A Parisian father and son share a heartwarming exchange about the November terrorist attacks.
A recap is hardly necessary. On the evening of November 13th, 2015, ISIL militants launched a coordinated attack on various civilian targets around Paris, France. The Bataclan theater suffered the heaviest casualties, with some 87 people falling to the attackers. In total, over 132 innocent people lost their lives. 430 were injured. More still will be scarred for the rest of their lives.

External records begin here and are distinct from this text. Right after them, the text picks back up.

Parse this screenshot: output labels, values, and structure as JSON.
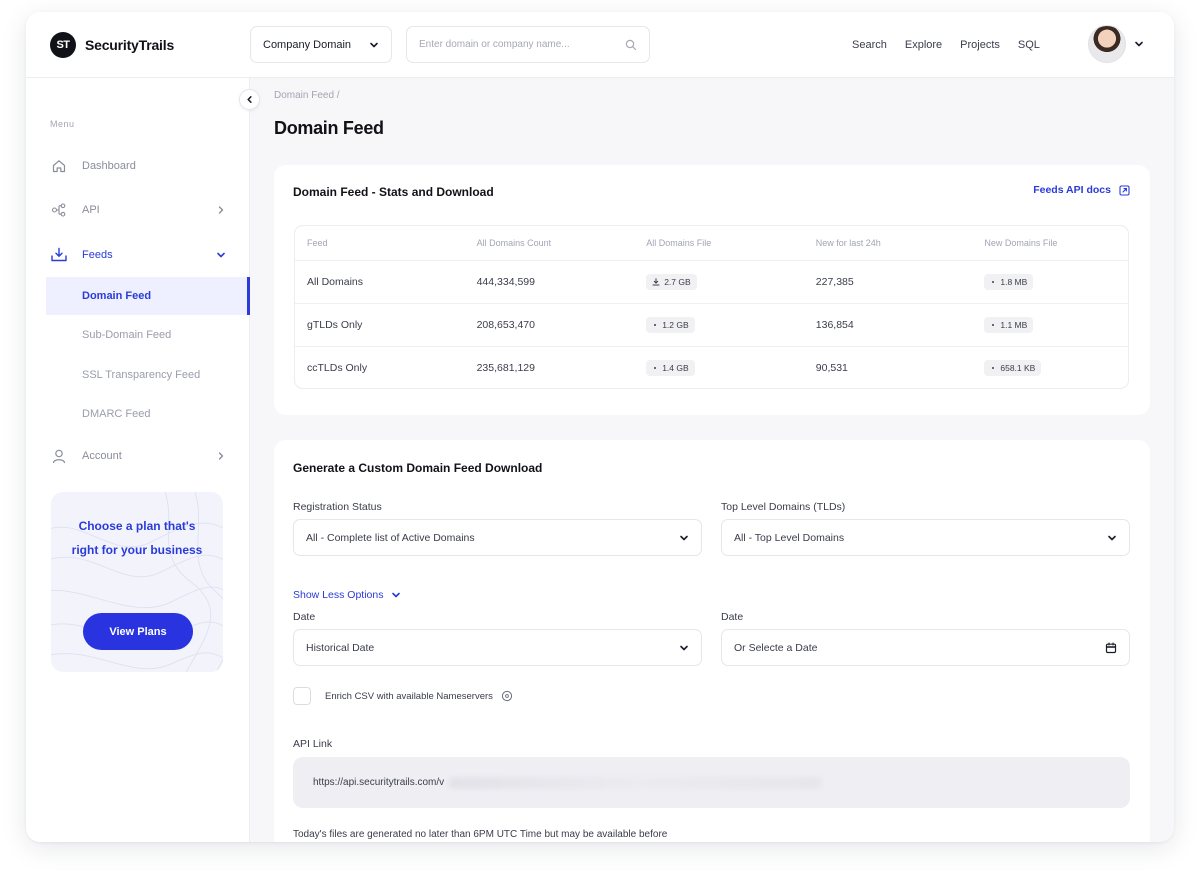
{
  "app": {
    "logo_mark": "ST",
    "brand": "SecurityTrails"
  },
  "header": {
    "search_type": "Company Domain",
    "search_placeholder": "Enter domain or company name...",
    "nav": [
      "Search",
      "Explore",
      "Projects",
      "SQL"
    ]
  },
  "sidebar": {
    "menu_label": "Menu",
    "items": [
      {
        "label": "Dashboard",
        "icon": "home-icon"
      },
      {
        "label": "API",
        "icon": "api-nodes-icon"
      },
      {
        "label": "Feeds",
        "icon": "download-tray-icon"
      },
      {
        "label": "Account",
        "icon": "user-icon"
      }
    ],
    "feeds_sub": [
      "Domain Feed",
      "Sub-Domain Feed",
      "SSL Transparency Feed",
      "DMARC Feed"
    ],
    "plan_card": {
      "title": "Choose a plan that's right for your business",
      "button": "View Plans"
    }
  },
  "page": {
    "breadcrumb": "Domain Feed /",
    "title": "Domain Feed"
  },
  "stats": {
    "title": "Domain Feed - Stats and Download",
    "api_docs_link": "Feeds API docs",
    "columns": [
      "Feed",
      "All Domains Count",
      "All Domains File",
      "New for last 24h",
      "New Domains File"
    ],
    "rows": [
      {
        "feed": "All Domains",
        "count": "444,334,599",
        "file": "2.7 GB",
        "new": "227,385",
        "new_file": "1.8 MB"
      },
      {
        "feed": "gTLDs Only",
        "count": "208,653,470",
        "file": "1.2 GB",
        "new": "136,854",
        "new_file": "1.1 MB"
      },
      {
        "feed": "ccTLDs Only",
        "count": "235,681,129",
        "file": "1.4 GB",
        "new": "90,531",
        "new_file": "658.1 KB"
      }
    ]
  },
  "custom": {
    "title": "Generate a Custom Domain Feed Download",
    "registration_label": "Registration Status",
    "registration_value": "All - Complete list of Active Domains",
    "tld_label": "Top Level Domains (TLDs)",
    "tld_value": "All - Top Level Domains",
    "show_less": "Show Less Options",
    "date_label_1": "Date",
    "date_value_1": "Historical Date",
    "date_label_2": "Date",
    "date_placeholder_2": "Or Selecte a Date",
    "enrich_label": "Enrich CSV with available Nameservers",
    "api_label": "API Link",
    "api_value": "https://api.securitytrails.com/v",
    "note": "Today's files are generated no later than 6PM UTC Time but may be available before"
  },
  "colors": {
    "accent": "#2a3bd8",
    "button": "#2a33e0",
    "text": "#1a1d29"
  }
}
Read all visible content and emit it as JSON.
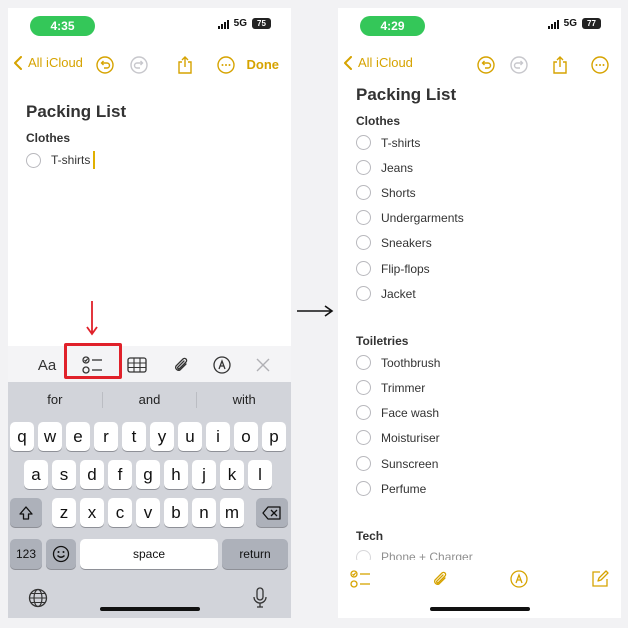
{
  "left": {
    "status": {
      "time": "4:35",
      "network": "5G",
      "battery": "75"
    },
    "nav": {
      "back_label": "All iCloud",
      "done_label": "Done"
    },
    "note": {
      "title": "Packing List",
      "section": "Clothes",
      "item": "T-shirts"
    },
    "toolbar": {
      "text_format_label": "Aa"
    },
    "keyboard": {
      "predictions": [
        "for",
        "and",
        "with"
      ],
      "row1": [
        "q",
        "w",
        "e",
        "r",
        "t",
        "y",
        "u",
        "i",
        "o",
        "p"
      ],
      "row2": [
        "a",
        "s",
        "d",
        "f",
        "g",
        "h",
        "j",
        "k",
        "l"
      ],
      "row3": [
        "z",
        "x",
        "c",
        "v",
        "b",
        "n",
        "m"
      ],
      "numbers_label": "123",
      "space_label": "space",
      "return_label": "return"
    }
  },
  "right": {
    "status": {
      "time": "4:29",
      "network": "5G",
      "battery": "77"
    },
    "nav": {
      "back_label": "All iCloud"
    },
    "note": {
      "title": "Packing List",
      "sections": [
        {
          "heading": "Clothes",
          "items": [
            "T-shirts",
            "Jeans",
            "Shorts",
            "Undergarments",
            "Sneakers",
            "Flip-flops",
            "Jacket"
          ]
        },
        {
          "heading": "Toiletries",
          "items": [
            "Toothbrush",
            "Trimmer",
            "Face wash",
            "Moisturiser",
            "Sunscreen",
            "Perfume"
          ]
        },
        {
          "heading": "Tech",
          "items": [
            "Phone + Charger"
          ]
        }
      ]
    }
  },
  "colors": {
    "accent": "#d6a300",
    "time_pill": "#34c759",
    "highlight": "#e0212a",
    "keyboard_bg": "#d2d4da"
  }
}
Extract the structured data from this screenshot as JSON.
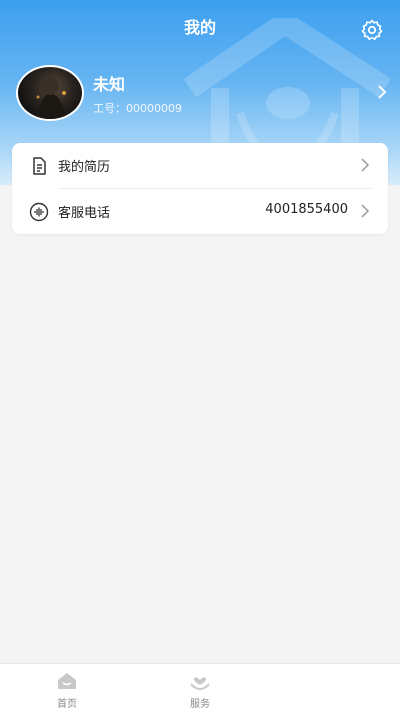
{
  "header": {
    "title": "我的",
    "settings_icon": "gear-icon"
  },
  "profile": {
    "name": "未知",
    "id_label": "工号：",
    "id_value": "00000009"
  },
  "menu": {
    "items": [
      {
        "label": "我的简历",
        "value": "",
        "icon": "document-icon"
      },
      {
        "label": "客服电话",
        "value": "4001855400",
        "icon": "voice-wave-icon"
      }
    ]
  },
  "tabbar": {
    "items": [
      {
        "label": "首页",
        "icon": "home-icon"
      },
      {
        "label": "服务",
        "icon": "service-hands-icon"
      }
    ]
  },
  "colors": {
    "header_top": "#3d9ff0",
    "header_bottom": "#d8ecfb",
    "page_bg": "#f4f4f5",
    "card_bg": "#ffffff"
  }
}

Particularly vulnerable to that emotional damage are the city’s children. How are parents to explain such senseless violence to their kids? One Parisian father is setting a good example. In a heartwarming exchange caught on camera by Le Petit Journal, a French father comforts his worried young son by assuring him peace is the path to victory against hatred. It’s summed up with the beautiful phrase “the flowers will protect us.”
Watch the exchange for yourself:
“Do you understand what happened?” The journalist from Le Petit Journal asks the little boy. “Do you understand why those people did that?”

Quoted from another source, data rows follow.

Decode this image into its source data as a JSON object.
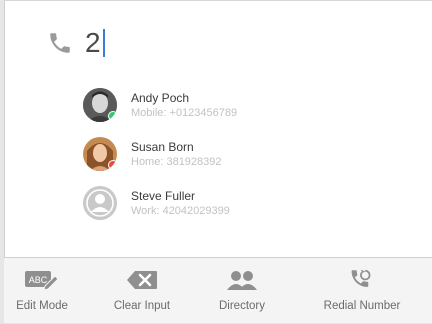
{
  "dial": {
    "typed_number": "2"
  },
  "contacts": [
    {
      "name": "Andy Poch",
      "detail": "Mobile: +0123456789",
      "status_color": "#2ecc71"
    },
    {
      "name": "Susan Born",
      "detail": "Home: 381928392",
      "status_color": "#e74c3c"
    },
    {
      "name": "Steve Fuller",
      "detail": "Work: 42042029399"
    }
  ],
  "toolbar": {
    "edit_mode_label": "Edit Mode",
    "edit_mode_icon_text": "ABC",
    "clear_input_label": "Clear Input",
    "directory_label": "Directory",
    "redial_label": "Redial Number"
  },
  "colors": {
    "icon_gray": "#8f8f8f",
    "caret": "#3a7bd5",
    "available": "#2ecc71",
    "busy": "#e74c3c"
  }
}
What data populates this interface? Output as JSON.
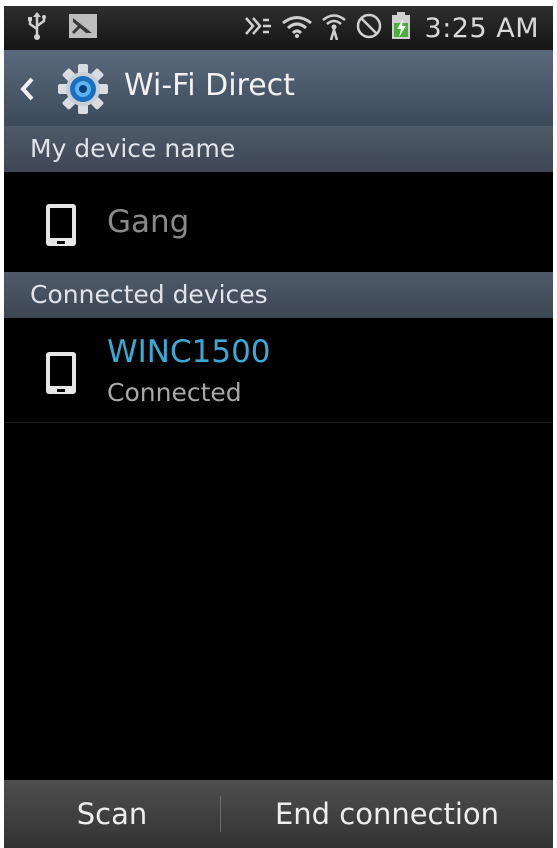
{
  "status_bar": {
    "time": "3:25 AM",
    "icons": [
      "usb-icon",
      "notification-icon",
      "nfc-icon",
      "wifi-icon",
      "wifi-direct-icon",
      "no-signal-icon",
      "battery-charging-icon"
    ]
  },
  "action_bar": {
    "title": "Wi-Fi Direct",
    "back_icon": "chevron-left-icon",
    "app_icon": "settings-gear-icon"
  },
  "sections": {
    "my_device": {
      "header": "My device name",
      "device_name": "Gang"
    },
    "connected": {
      "header": "Connected devices",
      "devices": [
        {
          "name": "WINC1500",
          "status": "Connected"
        }
      ]
    }
  },
  "bottom_bar": {
    "scan_label": "Scan",
    "end_connection_label": "End connection"
  },
  "colors": {
    "accent": "#3aa9d6",
    "header_bg": "#465260",
    "action_bar_bg": "#4b596a"
  }
}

“Yes,” the boy replies. “Because they’re really really mean. Bad guys are not very nice.” A concerned look strikes his face. “And… we have to be really careful because we have to change houses.”
“Oh no, don’t worry.” His father interjects. “We don’t need to move out. France is our home.”
“But there’s bad guys, Daddy.”
“Yes, but there’s bad guys everywhere.”
“They have guns. They can shoot us because they’re really really mean, Daddy.”
The boy’s father takes a moment to look at the flowers being left at the steps of the Bataclan.
“It’s okay. They might have guns, but we have flowers.”
“But flowers don’t do anything. They’re for… they’re for…”
“Of course they do! Look, everyone is putting [down] flowers. It’s to fight against guns.”
“It’s to protect?”
“And the candles, too?”
“It’s to remember the people who are gone yesterday.”
The boy turns his head to think for a moment, looking at the flowers himself. He turns back to the journalist.
“The flowers and the candles are here to protect us.”
“Yes.” The journalist says. “Do you feel better now?”
“Yes, I feel better.”
A truly powerful display of humanity in the face of tragedy.